4) How did your project involve other members of your community as helpers and volunteers?
Each week we met after school in the library, where we were supported by our coaches. Here our teacher-librarian, Ms Lorene Furmage, and all members of the library staff got to know us and supported our work by staying beyond their official hours to enable us safe access to library resources. Late in 2002, we approached the Discover staff of the Tasmanian Education Department, who host a student web forum, to ask for permission to moderate a forum on leadership. This was granted. Many students in our school have contributed to the forum, discussing their opinions on various threads. Besides our coach, several of our teachers have taken a warm interest in this project, particularly our Social Science teacher, Mr Neville Milne, and our Information Technology teacher, Mrs Cheryl Davis, and Grade Supervisors, Mrs Sigrid Pitt and Miss Elizabeth Rockliff. Other subject teachers who have let us out of classes or helped us in various ways were Mrs. Wendy Hull, Mrs. Jenny Morgan, Mrs. Jean Walker, Mrs. Jane Williams and Mrs. Ljiljana Armstrong. Our Principal, Ms Judy Bennett, has been very interested to see what we could achieve and she personally encouraged us to focus on Women Leaders, so that our page could inspire girls at our school.
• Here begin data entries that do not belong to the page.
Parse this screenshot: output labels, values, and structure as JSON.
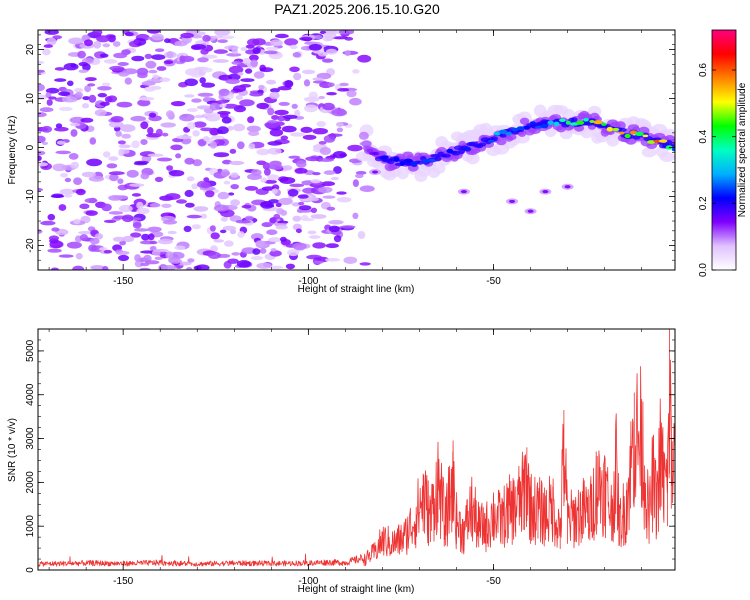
{
  "title": "PAZ1.2025.206.15.10.G20",
  "chart_data": [
    {
      "type": "heatmap",
      "xlabel": "Height of straight line (km)",
      "ylabel": "Frequency (Hz)",
      "xlim": [
        -173,
        -1
      ],
      "ylim": [
        -25,
        24
      ],
      "x_ticks": [
        -150,
        -100,
        -50
      ],
      "x_tick_labels": [
        "-150",
        "-100",
        "-50"
      ],
      "y_ticks": [
        -20,
        -10,
        0,
        10,
        20
      ],
      "y_tick_labels": [
        "-20",
        "-10",
        "0",
        "10",
        "20"
      ],
      "colorbar": {
        "label": "Normalized spectral amplitude",
        "range": [
          0.0,
          0.72
        ],
        "ticks": [
          0.0,
          0.2,
          0.4,
          0.6
        ],
        "tick_labels": [
          "0.0",
          "0.2",
          "0.4",
          "0.6"
        ],
        "colors": [
          "#ffffff",
          "#e0c2ff",
          "#8000ff",
          "#0000ff",
          "#00b0ff",
          "#00ffc0",
          "#00ff00",
          "#ffff00",
          "#ff8000",
          "#ff0000",
          "#ff0080"
        ]
      },
      "noise_region": {
        "x_range": [
          -173,
          -85
        ],
        "freq_range": [
          -25,
          24
        ],
        "amplitude": 0.1
      },
      "signal_ridge": {
        "x": [
          -85,
          -80,
          -75,
          -70,
          -65,
          -60,
          -55,
          -50,
          -45,
          -40,
          -35,
          -30,
          -25,
          -20,
          -15,
          -10,
          -5,
          -1
        ],
        "freq": [
          1,
          -2.5,
          -3,
          -3,
          -2,
          -0.5,
          0.5,
          2,
          3.5,
          4.5,
          5,
          5,
          5.5,
          4.5,
          3,
          2.5,
          1,
          0
        ],
        "amplitude": [
          0.1,
          0.2,
          0.25,
          0.22,
          0.25,
          0.22,
          0.2,
          0.28,
          0.3,
          0.28,
          0.35,
          0.4,
          0.5,
          0.55,
          0.65,
          0.45,
          0.6,
          0.3
        ]
      }
    },
    {
      "type": "line",
      "xlabel": "Height of straight line (km)",
      "ylabel": "SNR (10 * v/v)",
      "xlim": [
        -173,
        -1
      ],
      "ylim": [
        0,
        5500
      ],
      "x_ticks": [
        -150,
        -100,
        -50
      ],
      "x_tick_labels": [
        "-150",
        "-100",
        "-50"
      ],
      "y_ticks": [
        0,
        1000,
        2000,
        3000,
        4000,
        5000
      ],
      "y_tick_labels": [
        "0",
        "1000",
        "2000",
        "3000",
        "4000",
        "5000"
      ],
      "color": "#ee3333",
      "series": [
        {
          "x": [
            -173,
            -160,
            -150,
            -140,
            -130,
            -120,
            -110,
            -100,
            -95,
            -90,
            -85,
            -82,
            -80,
            -77,
            -74,
            -71,
            -69,
            -67,
            -65,
            -63,
            -61,
            -60,
            -58,
            -56,
            -54,
            -52,
            -50,
            -48,
            -46,
            -44,
            -42,
            -41,
            -40,
            -38,
            -36,
            -34,
            -32,
            -31,
            -30,
            -28,
            -26,
            -24,
            -22,
            -20,
            -18,
            -17,
            -16,
            -14,
            -12,
            -10,
            -8,
            -7,
            -6,
            -5,
            -4,
            -3,
            -2.5,
            -2,
            -1
          ],
          "y": [
            150,
            170,
            160,
            180,
            150,
            170,
            160,
            170,
            190,
            180,
            300,
            550,
            900,
            800,
            1000,
            1600,
            2200,
            1600,
            2700,
            1400,
            2700,
            1500,
            1100,
            1900,
            1300,
            1300,
            1700,
            1500,
            1800,
            1900,
            2300,
            2800,
            1900,
            1800,
            1700,
            1900,
            1200,
            3650,
            1500,
            1600,
            1800,
            1700,
            2600,
            2500,
            1700,
            3200,
            1400,
            2000,
            4050,
            3900,
            1500,
            2800,
            2000,
            3400,
            2700,
            2500,
            5500,
            3500,
            3000
          ]
        }
      ]
    }
  ]
}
5) Discoveries, Lessons and Surprises (Optional)
As a team we discovered many new things while developing our Doors to Diplomacy project. We learnt a wide range of interesting facts about the women we featured in biographies. While doing these biographies we learnt about different leadership traits and how they are used. Women leaders through time and change all have similar obstacles to overcome. We think it is wonderful how we found the motivation to learn to use technology without having much prior knowledge. In our school we were recognised for our contribution to this project. We gave talks in Assemblies and gained a mention in the school newsletter. Our project involved other members in the community such as various schoolteachers and our parents. We needed advice on technology use, copyright laws and time management. It is amazing to think of all the useful skills we have mastered whilst participating in this competition. Through this practical challenge we've been involved in 'action learning' through and about all these issues - group work, team building, time management, technology use, conflict resolution, planning and organization and, most importantly, leadership skills.